Charlie Catlett has a vision of the future of Chicago where citizens can talk directly with the city itself.

Imagine walking down the street and getting a text letting you know there’s ice ahead. Or even getting help walking around at night.

“It’s 10 p.m., it’s dark, you don’t know the city very well,” said Catlett, the director of the Urban Center for Computation and Data. “You’d be able to pull up an app on your phone that shows you where there’s the most foot traffic. That’s the route I want to take.”

This summer UCCD is taking a step to make those interactions possible through its “Array of Things” project. The project will place sensors around the Loop – around 50 this year with a total of closer to 400 over the next few years – that will detect light, sound, air quality and other measures, all made available for citizens to use for free.

image

Map of locations for the first Array of Things sensors. Source: Urban Center for Computation and Data.

“By making this data public, we can imagine people writing all sorts of applications taking advantage of the data, including, hopefully, ones we never would have thought of,” Catlett said.

Catlett said the project was driven by a simple question: How could you change the way people interact with the built environment if the built environment were smart?

“Could you imagine crowd-sourced infrastructure?” he said. “We’re putting these devices out into the community and it’s important to us to do that in a way that engages people to participate.”

The sensors will be placed on light poles around the Loop to start. The technology is similar to the small Raspberry Pi computers, wrapped in a weather-proof case. Around that is a shell designed by the School of the Art Institute of Chicago to make the sensors more visual inviting.

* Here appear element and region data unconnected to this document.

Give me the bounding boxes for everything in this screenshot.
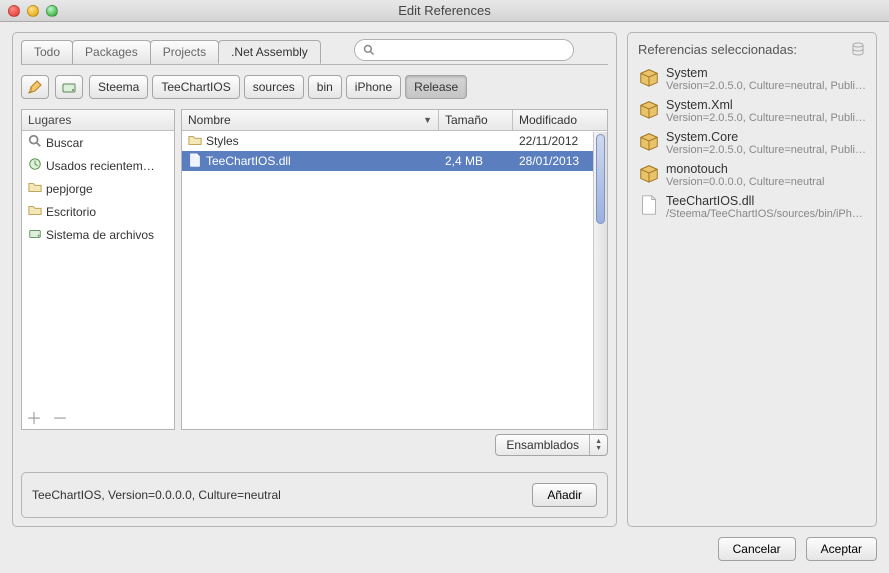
crumb-release[interactable]: Release bbox=[405, 75, 467, 99]
reference-name: System.Core bbox=[666, 130, 866, 144]
crumb-iphone[interactable]: iPhone bbox=[346, 75, 401, 99]
recent-icon bbox=[28, 157, 42, 174]
left-pane: TodoPackagesProjects.Net Assembly Steema… bbox=[12, 32, 617, 527]
status-text: TeeChartIOS, Version=0.0.0.0, Culture=ne… bbox=[32, 488, 281, 502]
reference-name: TeeChartIOS.dll bbox=[666, 194, 866, 208]
place-label: Escritorio bbox=[46, 205, 96, 219]
reference-item[interactable]: System.CoreVersion=2.0.5.0, Culture=neut… bbox=[636, 127, 868, 159]
reference-item[interactable]: TeeChartIOS.dll/Steema/TeeChartIOS/sourc… bbox=[636, 191, 868, 223]
remove-place-button[interactable]: － bbox=[52, 405, 68, 429]
crumb-sources[interactable]: sources bbox=[244, 75, 304, 99]
search-icon bbox=[28, 134, 42, 151]
col-modified-header[interactable]: Modificado bbox=[513, 110, 607, 130]
folder-icon bbox=[28, 203, 42, 220]
window-minimize-button[interactable] bbox=[27, 5, 39, 17]
tab-packages[interactable]: Packages bbox=[72, 40, 151, 64]
selected-references-pane: Referencias seleccionadas: SystemVersion… bbox=[627, 32, 877, 527]
crumb-teechartios[interactable]: TeeChartIOS bbox=[152, 75, 239, 99]
add-place-button[interactable]: ＋ bbox=[26, 405, 42, 429]
col-name-header[interactable]: Nombre ▼ bbox=[182, 110, 439, 130]
search-input[interactable] bbox=[379, 43, 565, 57]
file-name: TeeChartIOS.dll bbox=[206, 154, 291, 168]
places-header: Lugares bbox=[22, 110, 174, 131]
search-icon bbox=[363, 44, 375, 56]
add-button[interactable]: Añadir bbox=[532, 483, 597, 507]
reference-item[interactable]: monotouchVersion=0.0.0.0, Culture=neutra… bbox=[636, 159, 868, 191]
file-row[interactable]: TeeChartIOS.dll2,4 MB28/01/2013 bbox=[182, 151, 607, 171]
home-crumb[interactable] bbox=[55, 75, 83, 99]
drive-icon bbox=[61, 79, 77, 95]
reference-name: System.Xml bbox=[666, 98, 866, 112]
sort-indicator-icon: ▼ bbox=[423, 115, 432, 125]
file-size: 2,4 MB bbox=[439, 154, 513, 168]
place-sistema-de-archivos[interactable]: Sistema de archivos bbox=[22, 223, 174, 246]
tab-projects[interactable]: Projects bbox=[150, 40, 219, 64]
folder-icon bbox=[188, 133, 202, 150]
search-field[interactable] bbox=[354, 39, 574, 61]
file-row[interactable]: Styles22/11/2012 bbox=[182, 131, 607, 151]
edit-path-button[interactable] bbox=[21, 75, 49, 99]
pkg-icon bbox=[638, 162, 660, 188]
place-pepjorge[interactable]: pepjorge bbox=[22, 177, 174, 200]
pkg-icon bbox=[638, 66, 660, 92]
reference-detail: Version=2.0.5.0, Culture=neutral, Public… bbox=[666, 80, 866, 92]
titlebar: Edit References bbox=[0, 0, 889, 22]
reference-item[interactable]: System.XmlVersion=2.0.5.0, Culture=neutr… bbox=[636, 95, 868, 127]
places-panel: Lugares Buscar Usados recientem… pepjorge E… bbox=[21, 109, 175, 430]
pkg-icon bbox=[638, 98, 660, 124]
stepper-icon: ▲▼ bbox=[590, 438, 607, 452]
file-icon bbox=[638, 194, 660, 220]
pencil-icon bbox=[27, 79, 43, 95]
drive-icon bbox=[28, 226, 42, 243]
reference-name: monotouch bbox=[666, 162, 866, 176]
window-close-button[interactable] bbox=[8, 5, 20, 17]
place-label: pepjorge bbox=[46, 182, 93, 196]
crumb-bin[interactable]: bin bbox=[308, 75, 342, 99]
place-escritorio[interactable]: Escritorio bbox=[22, 200, 174, 223]
accept-button[interactable]: Aceptar bbox=[806, 537, 877, 561]
place-label: Buscar bbox=[46, 136, 83, 150]
reference-item[interactable]: SystemVersion=2.0.5.0, Culture=neutral, … bbox=[636, 63, 868, 95]
filter-dropdown-label: Ensamblados bbox=[496, 435, 590, 455]
file-browser: Nombre ▼ Tamaño Modificado Styles22/11/2… bbox=[181, 109, 608, 430]
place-buscar[interactable]: Buscar bbox=[22, 131, 174, 154]
col-size-header[interactable]: Tamaño bbox=[439, 110, 513, 130]
reference-detail: /Steema/TeeChartIOS/sources/bin/iPhon… bbox=[666, 208, 866, 220]
place-label: Sistema de archivos bbox=[46, 228, 154, 242]
window-title: Edit References bbox=[0, 3, 889, 18]
place-label: Usados recientem… bbox=[46, 159, 155, 173]
filter-dropdown[interactable]: Ensamblados ▲▼ bbox=[495, 434, 608, 456]
cancel-button[interactable]: Cancelar bbox=[718, 537, 796, 561]
tab-todo[interactable]: Todo bbox=[21, 40, 73, 64]
window-zoom-button[interactable] bbox=[46, 5, 58, 17]
reference-name: System bbox=[666, 66, 866, 80]
folder-icon bbox=[28, 180, 42, 197]
reference-detail: Version=0.0.0.0, Culture=neutral bbox=[666, 176, 866, 188]
database-icon bbox=[850, 41, 866, 57]
selected-references-header: Referencias seleccionadas: bbox=[638, 42, 797, 57]
reference-detail: Version=2.0.5.0, Culture=neutral, Public… bbox=[666, 112, 866, 124]
place-usados-recientem-[interactable]: Usados recientem… bbox=[22, 154, 174, 177]
pkg-icon bbox=[638, 130, 660, 156]
reference-detail: Version=2.0.5.0, Culture=neutral, Public… bbox=[666, 144, 866, 156]
crumb-steema[interactable]: Steema bbox=[89, 75, 148, 99]
file-scrollbar[interactable] bbox=[593, 132, 607, 429]
dll-icon bbox=[188, 153, 202, 170]
tab--net-assembly[interactable]: .Net Assembly bbox=[218, 40, 321, 64]
file-name: Styles bbox=[206, 134, 239, 148]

“We realized early on if we were going to put a new object into the city at infrastructural scale, it would have to be understood as positive,” said Doug Pancoast, School of the Art Institute of Chicago associate professor and UCCD member.

That’s also why starting in July UCCD will hold community workshops to talk about the sensors and what citizens would like to see – or not see – from the project.

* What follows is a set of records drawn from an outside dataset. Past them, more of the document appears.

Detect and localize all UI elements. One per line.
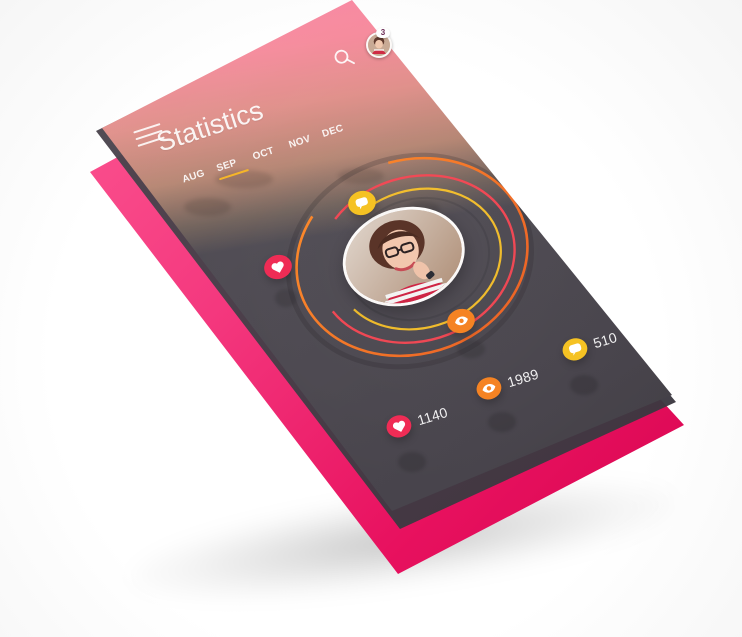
heart-icon [271, 261, 284, 273]
shadow-dot [457, 340, 485, 358]
screen-stage: 3 Statistics AUG SEP OCT NOV DEC 1140 19… [0, 0, 742, 637]
comments-count: 510 [591, 328, 619, 352]
heart-icon-glyph [392, 420, 405, 432]
blur-shape [338, 168, 384, 184]
shadow-dot [275, 289, 297, 307]
blur-shape [184, 198, 231, 216]
shadow-dot [488, 412, 516, 432]
avatar[interactable] [366, 32, 392, 58]
eye-icon [454, 316, 468, 326]
eye-icon-glyph [482, 383, 496, 393]
chat-bubble-icon-glyph [568, 343, 581, 356]
chat-bubble-icon [355, 197, 368, 210]
avatar-image [368, 34, 390, 56]
shadow-dot [570, 375, 598, 395]
shadow-dot [398, 452, 426, 472]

To Catlett, the platform UCCD is building now isn’t about the sensors themselves, but the trust developed between them and the public.

“The sensors we put in now will all be replaced within three years,” he said. “That accountability is the foundation. The sensors are just the things we happen to have in there at any given time.”

The conversations are made more important because all the information collected will be automatically posted online for anyone to see and use. That makes the project a great resource for civic hackers but increases the need for privacy protections.

“The fact we’re saying the data immediately goes public means that nothing we collect can have any privacy breaches to it,” Catlett said. “It means that privacy in this instrument isn’t something that’s designed in in the end, but something that’s part of its nature and part of its architecture.”

To head that off, Catlett and Pancoast said that while the devices can detect light and sound, they will never have cameras or microphones. While they can detect the presence of BlueTooth devices (like mobile phones), they won’t do anything more than count the number of responses.

In addition to the community conversations, Catlett also said the project will get approval from an independent set of experts before adding any new technology to the sensors.

“It won’t just be scientists, but people from the community,” he said. “So maybe they don’t understand the computer science or the material science that goes into it, but maybe they can get a sense of it and understand if this is preserving privacy.”

image

Example of a possible use for air quality data. Source: Urban center for Computation and Data.

As municipal sensors like the Array of Things spread – there are already smart lights and trashcans in other cities – Pancoast sees designers using it to inform how cities are actually built.

“I can anticipate that data about urban interaction will be considered another form of input, another form of material that really has to be understood and shaped and applied to the design processes,” he said. “We have to know a lot about steel and glass, and we have to know a lot about data and human interaction to make the environments and objects we think will be useful.”